Tapi kalau kamu gak mau jawab juga gak papa, Mir”
“Iya aku bakal jawab. Kamu mau
tanya apa sih ,La? Tentang ayahku lagi nih kayaknya?”
“Em..gimana caranya ngasih
secangkir kopi ke ayahmu?”
***
Sore itu Lila sibuk berkutat di
dapur. Setelah ‘mengusir’ Bi Nah sebentar dengan menyuruhnya membeli sesuatu di
warung yang agak jauh dari rumah, Lila mulai mengutak-atik isi dapur, mengambil
satu set cangkir,air panas,sendok, gula,dan…. kopi. Tidak butuh waktu lama
untuk membuatnya, tentu saja. Dan tepat
sesuai waktunya, ayahnya pulang dari kantor. Biasanya sang ayah langsung masuk
ke kamar dan tidak pernah keluar kamar sampai pagi lagi. Sejak istrinya tiada
dan memutuskan kepindahan mereka di rumah yang baru, ayahnya tidak pernah makan
malam kecuali jika ada acara makan malam dengan relasi kerjanya.
Derum mesin mobil terdengar sampai
ke dapur, dan Lila sudah bersiap-siap membawa secangkir kopi di tangannya.

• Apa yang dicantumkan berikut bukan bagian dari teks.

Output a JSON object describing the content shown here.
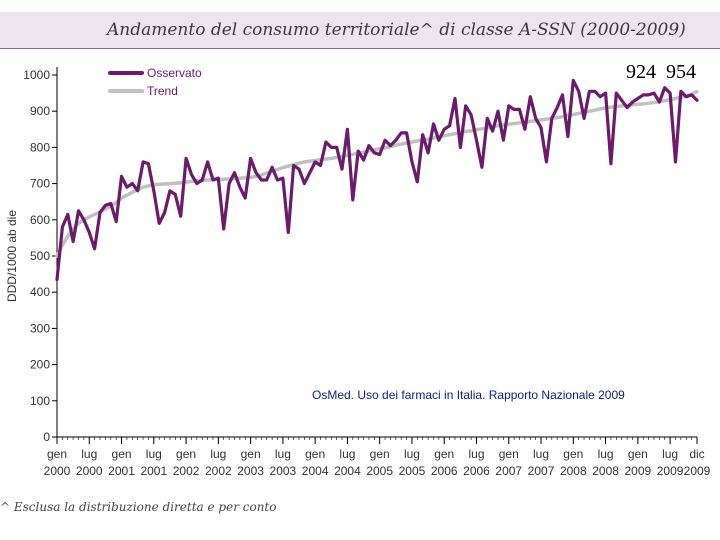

Namun apa daya, sampai ayahnya masuk rumah dan masuk kamar, Lila tidak mampu
menggerakkan kedua kakinya melangkah keluar dari dapur. Ia hanya mampu
bersandar di dinding dapur, mendengarkan langkah kaki ayahnya dan lalu suara
pintu kamar yang tertutup. Lila bersandar pasrah sambil masih terus memegang
secangkir kopi yang masih mengepul hangat.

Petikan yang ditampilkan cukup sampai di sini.